20130215

sevdikçe sevesim geliyor


"Kumlarda dörtnala koşan bir atın, rüzgarda dalgalanan yeleleri kadar güzel bir şey var mıdır?"

5 yaşında bu soruyu anneme sordum. İnanarak, hissederek, ve ilk defa bir şeyi bu kadar çok sevmenin nasıl bir his olduğunu bilerek. Tam olarak o andaydım, ve rüzgarda koşan bir at dışında başka hiçbir şeyi daha fazla sevmiyordum, tam o an. Bu sahneyi nasıl akıl ettim, nerede gördüm, niye "en güzel" şeyin bu olduğuna karar verdim, bilemiyorum. Annemlerin anlattıkları dışında, çocukluğuma dair çok fazla net anım yok, en son okuduğum kitapta neler olduğuna dair fazla bir şey hatırlamadığım düşünülürse, buna fazla şaşırmamam normal. Geçmişlerini daha dünmüş gibi hatırlayan insanları fazlasıyla kıskanırım, ama onlardan biri değilim işte, biliyorum.

Ama bu soruyu hatırlıyorum işte, hem de çok net hatırlıyorum. Bir de annemin t-shirt'ünün üzerine yazılı olan ilk kıtayı, Dante'nin İlahi Komedya'sından...

"Nel mezzo del cammin di nostra vita
mi ritrovai per una selva oscura,
ché la diritta via era smarrita."

"Yaşam yolumuzun ortasında
karanlık bir ormanda buldum kendimi,
çünkü doğru yol yitmişti."

Daha sonraları, annemin farklı farklı italyan arkadaşlarıyla her buluştuğumuzda, olmayan İtalyancam, küçük yaşım ve kıvır kıvır saçlarımla İlahi Komedya'dan İtalyanca bir kıtayı ezbere okuyabiliyor olmam, önce büyük bir hayranlıkla sonra da kahkaha tufanlarıyla karşılanmıştı. Bunu da çok net hatırlıyorum!
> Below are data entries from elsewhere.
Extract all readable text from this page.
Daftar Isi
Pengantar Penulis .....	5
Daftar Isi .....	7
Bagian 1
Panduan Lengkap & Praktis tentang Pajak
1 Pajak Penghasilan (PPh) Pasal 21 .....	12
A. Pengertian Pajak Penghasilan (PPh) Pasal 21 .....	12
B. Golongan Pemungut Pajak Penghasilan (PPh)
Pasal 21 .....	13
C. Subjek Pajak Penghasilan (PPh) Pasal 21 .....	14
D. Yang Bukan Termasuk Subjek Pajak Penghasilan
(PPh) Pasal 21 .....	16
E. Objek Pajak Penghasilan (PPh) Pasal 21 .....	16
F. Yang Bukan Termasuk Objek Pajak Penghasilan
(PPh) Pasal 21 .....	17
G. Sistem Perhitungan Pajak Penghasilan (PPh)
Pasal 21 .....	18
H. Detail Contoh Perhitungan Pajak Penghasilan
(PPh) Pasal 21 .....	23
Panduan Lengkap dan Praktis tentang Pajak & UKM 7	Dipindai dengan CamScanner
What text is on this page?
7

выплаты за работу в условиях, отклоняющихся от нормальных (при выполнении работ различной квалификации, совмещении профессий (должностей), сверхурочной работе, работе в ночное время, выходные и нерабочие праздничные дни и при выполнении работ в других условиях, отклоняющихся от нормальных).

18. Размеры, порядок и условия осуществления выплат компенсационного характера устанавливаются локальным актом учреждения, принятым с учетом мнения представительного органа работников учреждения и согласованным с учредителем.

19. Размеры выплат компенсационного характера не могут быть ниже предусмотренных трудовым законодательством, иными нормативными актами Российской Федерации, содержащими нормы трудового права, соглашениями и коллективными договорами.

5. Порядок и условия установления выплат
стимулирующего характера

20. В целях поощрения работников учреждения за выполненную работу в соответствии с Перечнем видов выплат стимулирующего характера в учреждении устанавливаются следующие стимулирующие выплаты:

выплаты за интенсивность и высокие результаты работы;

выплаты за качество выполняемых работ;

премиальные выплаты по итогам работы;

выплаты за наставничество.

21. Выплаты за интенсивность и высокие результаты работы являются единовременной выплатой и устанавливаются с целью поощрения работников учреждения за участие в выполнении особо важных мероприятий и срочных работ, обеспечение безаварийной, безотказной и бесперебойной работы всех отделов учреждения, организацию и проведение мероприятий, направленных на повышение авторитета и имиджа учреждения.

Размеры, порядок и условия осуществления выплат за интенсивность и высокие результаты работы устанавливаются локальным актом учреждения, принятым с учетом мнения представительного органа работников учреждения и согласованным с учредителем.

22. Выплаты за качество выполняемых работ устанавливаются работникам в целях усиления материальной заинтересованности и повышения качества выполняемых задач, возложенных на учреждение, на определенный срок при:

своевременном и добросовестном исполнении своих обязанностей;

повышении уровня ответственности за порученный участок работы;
Kumlarda koşan bir atla başladı sevgim, nerede nasıl gördüğümü bilmediğim bir atla. Ve sonrasında da hep devam etti, aralıksız ve azalmadan. Yani annemi sevmediğim oldu, babamı da, zaman zaman çok aşık olduklarımı da, iştahsızken önüme koyulan bir tabak tavuklu pilavı da sevmedim. Dante'nin de dediği gibi, 'kendimi, yaşam yolumun ortasında karanlık bir ormanda bulduğum' zamanlar, sevdiklerimi sevmediğim oldu. Sevesim gelmedi. İştahım kaçtı.

Ama atları hep sevdim işte, rüzgarda yeleleri uçuşan attan hiçbir beklentim olmadan, karşılıksız, Nietzsche'nin de inadına altruistik bir sevgiyle sevdim...

Ve söylemek istediğim de şu:

Evet, atları seviyorum ve hayatta tek bir şeyi bu kadar çok seviyor olmam bir iki önemli şeyi de beraberinde getiriyor...

1."Karanlık bir ormanda" sevecek kimseyi bulamadığım zamanlarda, sevebilme potansiyelimi sorgulamaya başlıyorum ve hemen sonra aklıma geliyor; atları hala çok sevdiğim. "Hala seviyorsam" diyorum, "sevebilme potansiyelim de yerindedir, sadece sevgimi verebileceklerimi karanlıkta seçmekte zorluk çekiyorum, aydınlık yakındır, korkma!"

2. Bir de tıpkı Ayla Algan gibi "Sevdikçe Sevesim Geliyor". Önce atları seviyorum, uçuşan yelelerini, kokularını, bakışlarını, kıvrımlarını, sonra at binmeyi, engel atlamayı, bembeyaz kıyafetler içinde yarışlara katılmayı sevmeye başlıyorum... Sonra her geçen gün biraz daha birbirimize yakınlaştığımız İberia'mı seviyorum. Ve de, bir sene önce hayatıma giren ve uzun zamandır hiç bu kadar kendimi mutlu hissetmediğim bir yeri ve o yere ait olan insanları... Bir de bu yazımı yazmak için bilgisayarımı alıp oturduğum, rüzgarın çok serin ve sakin estiği o ağacın altını!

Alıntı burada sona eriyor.